Le prestataire était-il disponible pour travailler?

Les dispositions législatives en matière de disponibilité

[42] Deux dispositions différentes de la loi exigent que le prestataire démontre qu’il est disponible pour travailler. La Commission a décidé que le prestataire était inadmissible en vertu de ces deux articles. Il doit donc satisfaire aux critères des deux dispositions pour obtenir des prestations.

[43] Premièrement, la Loi sur l’assurance‑emploi (Loi) prévoit qu’un prestataire doit prouver qu’il fait des « démarches habituelles et raisonnables » pour trouver un emploi convenableNote de bas de page 7. Le Règlement sur l’assurance‑emploi (Règlement) énonce des critères qui contribuent à expliquer ce que sont des « démarches habituelles et raisonnables »Note de bas de page 8.

[44] Deuxièmement, la Loi dispose qu’un prestataire doit prouver qu’il est « capable de travailler et disponible à cette fin », mais qu’il est incapable de trouver un emploi convenableNote de bas de page 9. La jurisprudence énumère trois éléments qu’un prestataire doit prouver pour démontrer qu’il est « disponible » en ce sensNote de bas de page 10. Je vais examiner ces éléments plus loin.

La présomption de non-disponibilité des étudiants ne s’applique pas en l’espèce

[45] De plus, la Cour d’appel fédérale a affirmé que les prestataires qui suivent une formation à temps plein sont présumés ne pas être disponibles pour travaillerNote de bas de page 11 C’est ce qu’on appelle la « présomption de non-disponibilité ». Autrement dit, nous pouvons supposer que les étudiants ne sont pas disponibles pour travailler lorsque la preuve démontre qu’ils sont aux études à temps plein.

[46] Selon un nouvel article temporaire de la Loi, les prestataires qui suivent un cours à temps plein ne peuvent recevoir de prestations à moins de prouver qu’ils sont capables de travailler et disponibles à cette fin.Note de bas de page 12 Cela diffère de la présomption de non-disponibilité. En vertu de cet article, un prestataire aux études à temps plein n’a pas besoin de réfuter une présomption selon laquelle il n’est pas disponible. Il n’a qu’à prouver sa disponibilité comme tout autre prestataire.

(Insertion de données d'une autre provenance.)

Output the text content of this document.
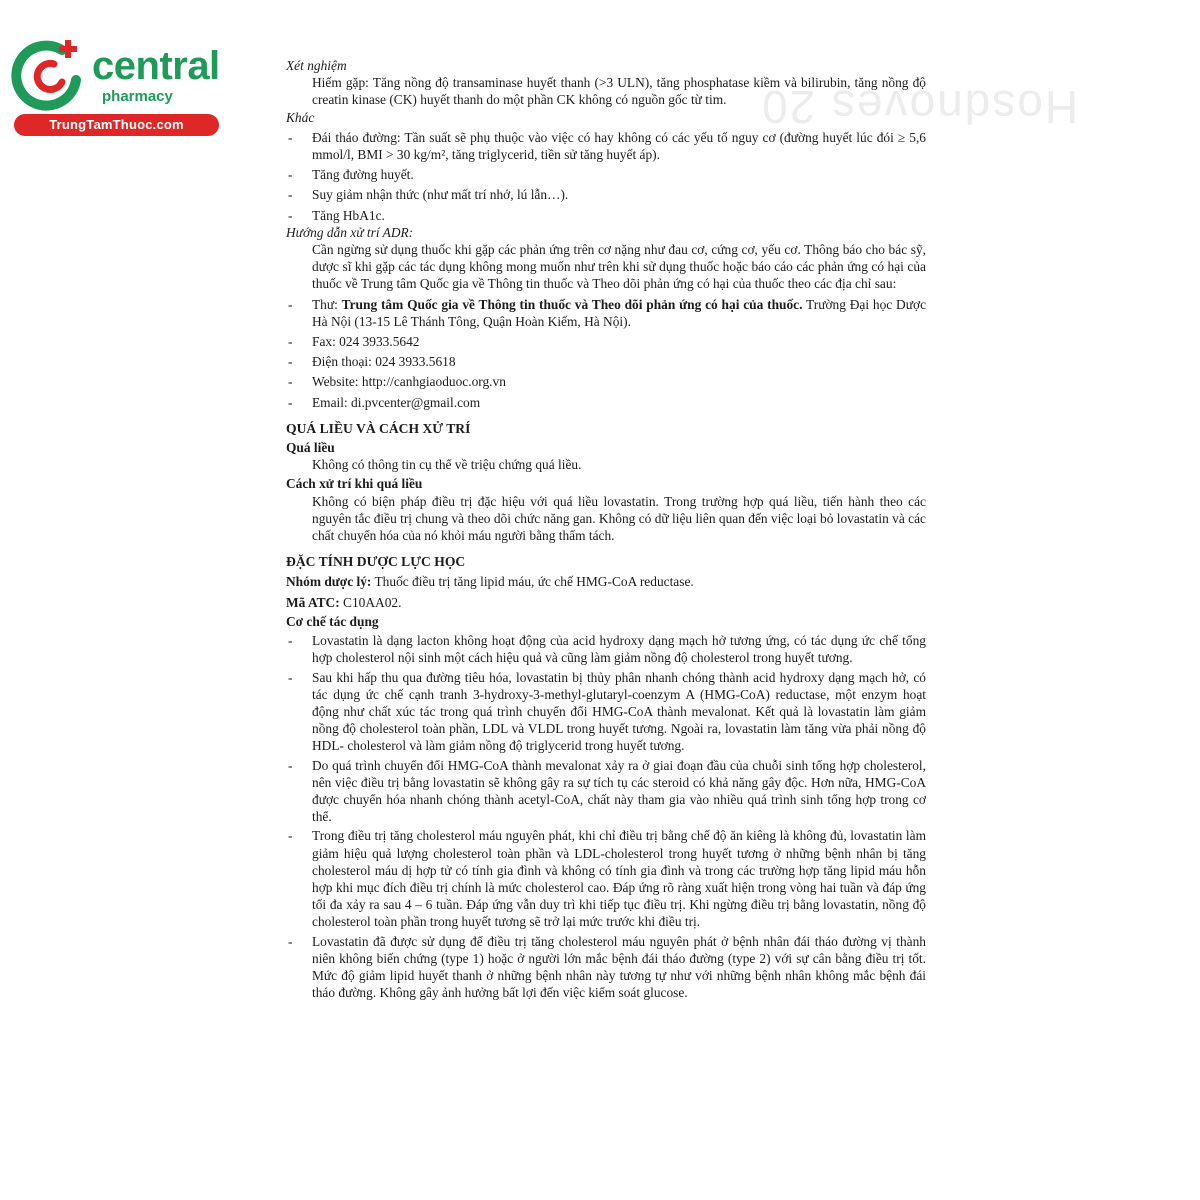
Hosdnoves 20
central
pharmacy
TrungTamThuoc.com

Xét nghiệm

Hiếm gặp: Tăng nồng độ transaminase huyết thanh (>3 ULN), tăng phosphatase kiềm và bilirubin, tăng nồng độ creatin kinase (CK) huyết thanh do một phần CK không có nguồn gốc từ tim.

Khác

- Đái tháo đường: Tần suất sẽ phụ thuộc vào việc có hay không có các yếu tố nguy cơ (đường huyết lúc đói ≥ 5,6 mmol/l, BMI > 30 kg/m², tăng triglycerid, tiền sử tăng huyết áp).

- Tăng đường huyết.

- Suy giảm nhận thức (như mất trí nhớ, lú lẫn…).

- Tăng HbA1c.

Hướng dẫn xử trí ADR:

Cần ngừng sử dụng thuốc khi gặp các phản ứng trên cơ nặng như đau cơ, cứng cơ, yếu cơ. Thông báo cho bác sỹ, dược sĩ khi gặp các tác dụng không mong muốn như trên khi sử dụng thuốc hoặc báo cáo các phản ứng có hại của thuốc về Trung tâm Quốc gia về Thông tin thuốc và Theo dõi phản ứng có hại của thuốc theo các địa chỉ sau:

- Thư: Trung tâm Quốc gia về Thông tin thuốc và Theo dõi phản ứng có hại của thuốc. Trường Đại học Dược Hà Nội (13-15 Lê Thánh Tông, Quận Hoàn Kiếm, Hà Nội).

- Fax: 024 3933.5642

- Điện thoại: 024 3933.5618

- Website: http://canhgiaoduoc.org.vn

- Email: di.pvcenter@gmail.com

QUÁ LIỀU VÀ CÁCH XỬ TRÍ

Quá liều

Không có thông tin cụ thể về triệu chứng quá liều.

Cách xử trí khi quá liều

Không có biện pháp điều trị đặc hiệu với quá liều lovastatin. Trong trường hợp quá liều, tiến hành theo các nguyên tắc điều trị chung và theo dõi chức năng gan. Không có dữ liệu liên quan đến việc loại bỏ lovastatin và các chất chuyển hóa của nó khỏi máu người bằng thẩm tách.

ĐẶC TÍNH DƯỢC LỰC HỌC

Nhóm dược lý: Thuốc điều trị tăng lipid máu, ức chế HMG-CoA reductase.

Mã ATC: C10AA02.

Cơ chế tác dụng

- Lovastatin là dạng lacton không hoạt động của acid hydroxy dạng mạch hở tương ứng, có tác dụng ức chế tổng hợp cholesterol nội sinh một cách hiệu quả và cũng làm giảm nồng độ cholesterol trong huyết tương.
- Sau khi hấp thu qua đường tiêu hóa, lovastatin bị thủy phân nhanh chóng thành acid hydroxy dạng mạch hở, có tác dụng ức chế cạnh tranh 3-hydroxy-3-methyl-glutaryl-coenzym A (HMG-CoA) reductase, một enzym hoạt động như chất xúc tác trong quá trình chuyển đổi HMG-CoA thành mevalonat. Kết quả là lovastatin làm giảm nồng độ cholesterol toàn phần, LDL và VLDL trong huyết tương. Ngoài ra, lovastatin làm tăng vừa phải nồng độ HDL- cholesterol và làm giảm nồng độ triglycerid trong huyết tương.
- Do quá trình chuyển đổi HMG-CoA thành mevalonat xảy ra ở giai đoạn đầu của chuỗi sinh tổng hợp cholesterol, nên việc điều trị bằng lovastatin sẽ không gây ra sự tích tụ các steroid có khả năng gây độc. Hơn nữa, HMG-CoA được chuyển hóa nhanh chóng thành acetyl-CoA, chất này tham gia vào nhiều quá trình sinh tổng hợp trong cơ thể.
- Trong điều trị tăng cholesterol máu nguyên phát, khi chỉ điều trị bằng chế độ ăn kiêng là không đủ, lovastatin làm giảm hiệu quả lượng cholesterol toàn phần và LDL-cholesterol trong huyết tương ở những bệnh nhân bị tăng cholesterol máu dị hợp tử có tính gia đình và không có tính gia đình và trong các trường hợp tăng lipid máu hỗn hợp khi mục đích điều trị chính là mức cholesterol cao. Đáp ứng rõ ràng xuất hiện trong vòng hai tuần và đáp ứng tối đa xảy ra sau 4 – 6 tuần. Đáp ứng vẫn duy trì khi tiếp tục điều trị. Khi ngừng điều trị bằng lovastatin, nồng độ cholesterol toàn phần trong huyết tương sẽ trở lại mức trước khi điều trị.
- Lovastatin đã được sử dụng để điều trị tăng cholesterol máu nguyên phát ở bệnh nhân đái tháo đường vị thành niên không biến chứng (type 1) hoặc ở người lớn mắc bệnh đái tháo đường (type 2) với sự cân bằng điều trị tốt. Mức độ giảm lipid huyết thanh ở những bệnh nhân này tương tự như với những bệnh nhân không mắc bệnh đái tháo đường. Không gây ảnh hưởng bất lợi đến việc kiểm soát glucose.
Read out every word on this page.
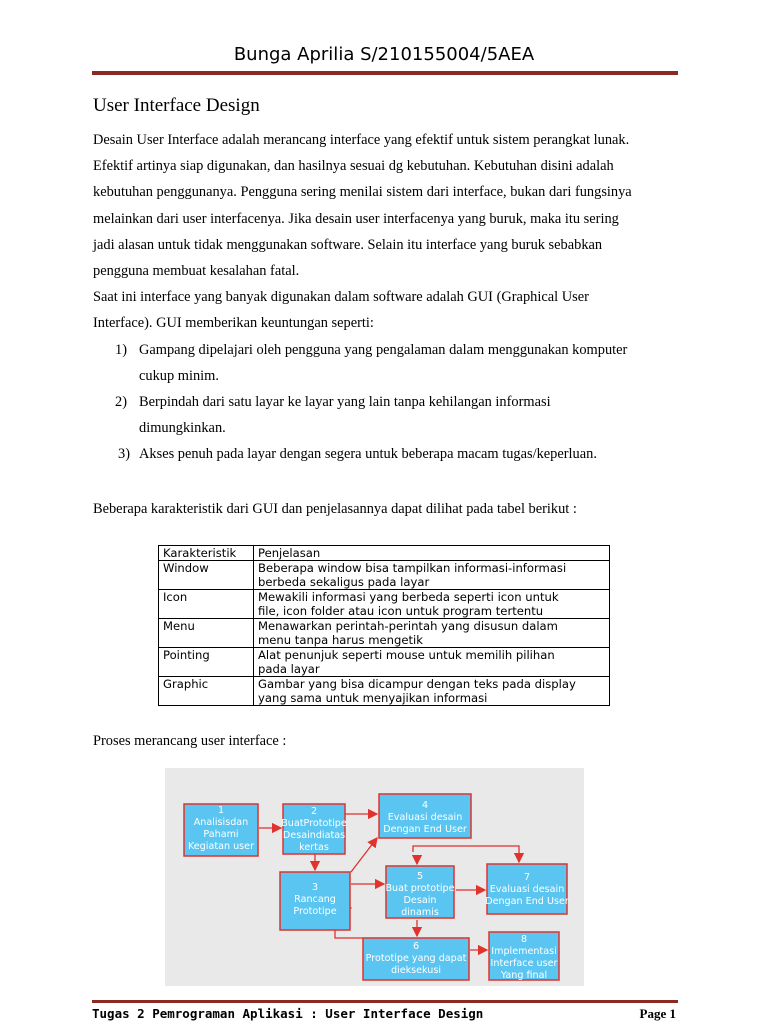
Bunga Aprilia S/210155004/5AEA
User Interface Design

Desain User Interface adalah merancang interface yang efektif untuk sistem perangkat lunak.

Efektif artinya siap digunakan, dan hasilnya sesuai dg kebutuhan. Kebutuhan disini adalah

kebutuhan penggunanya. Pengguna sering menilai sistem dari interface, bukan dari fungsinya

melainkan dari user interfacenya. Jika desain user interfacenya yang buruk, maka itu sering

jadi alasan untuk tidak menggunakan software. Selain itu interface yang buruk sebabkan

pengguna membuat kesalahan fatal.

Saat ini interface yang banyak digunakan dalam software adalah GUI (Graphical User

Interface). GUI memberikan keuntungan seperti:

1) Gampang dipelajari oleh pengguna yang pengalaman dalam menggunakan komputer

cukup minim.

2) Berpindah dari satu layar ke layar yang lain tanpa kehilangan informasi

dimungkinkan.

3) Akses penuh pada layar dengan segera untuk beberapa macam tugas/keperluan.

Beberapa karakteristik dari GUI dan penjelasannya dapat dilihat pada tabel berikut :
Karakteristik	Penjelasan
Window	Beberapa window bisa tampilkan informasi-informasi
berbeda sekaligus pada layar

Icon	Mewakili informasi yang berbeda seperti icon untuk
file, icon folder atau icon untuk program tertentu

Menu	Menawarkan perintah-perintah yang disusun dalam
menu tanpa harus mengetik

Pointing	Alat penunjuk seperti mouse untuk memilih pilihan
pada layar

Graphic	Gambar yang bisa dicampur dengan teks pada display
yang sama untuk menyajikan informasi
Proses merancang user interface :
1
Analisisdan
Pahami
Kegiatan user
2
BuatPrototipe
Desaindiatas
kertas
4
Evaluasi desain
Dengan End User
3
Rancang
Prototipe
5
Buat prototipe
Desain
dinamis
7
Evaluasi desain
Dengan End User
6
Prototipe yang dapat
dieksekusi
8
Implementasi
Interface user
Yang final
Tugas 2 Pemrograman Aplikasi : User Interface Design	Page 1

[47] Dans ses arguments, la Commission fait valoir qu’elle tient à souligner qu’elle ne considère pas automatiquement qu’une personne n’est pas disponible pour travailler en se fondant uniquement sur sa fréquentation scolaire. Cette affirmation est franchement étonnante étant donné que la Commission soutient également que les étudiants à temps plein sont présumés indisponibles et fournit des arguments sur la réfutation de la présomption. Il n’est donc pas du tout clair pour moi si la Commission croit que la présomption s’applique ou non.

[48] Les mesures temporaires susmentionnées s’appliquent aux demandes présentées entre le 27 septembre 2020 et le 25 septembre 2021. En l’espèce, la Commission affirme que la demande subséquente du prestataire a été lancée automatiquement par le système à compter du 27 septembre 2020. Les mesures temporaires s’appliqueraient donc à sa demande de prestations régulières d’assurance‑emploi. Cela signifie que le prestataire n’a qu’à prouver sa disponibilité, et non à réfuter la présomption de non‑disponibilité.

[49] Puisque la Commission a vérifié l’admissibilité du prestataire en vertu de cet article de la Loi, je ne me pencherai pas sur la question de savoir s’il a réfuté ou non une présomption de non‑disponibilité. Je regarderai seulement s’il a prouvé sa disponibilité. 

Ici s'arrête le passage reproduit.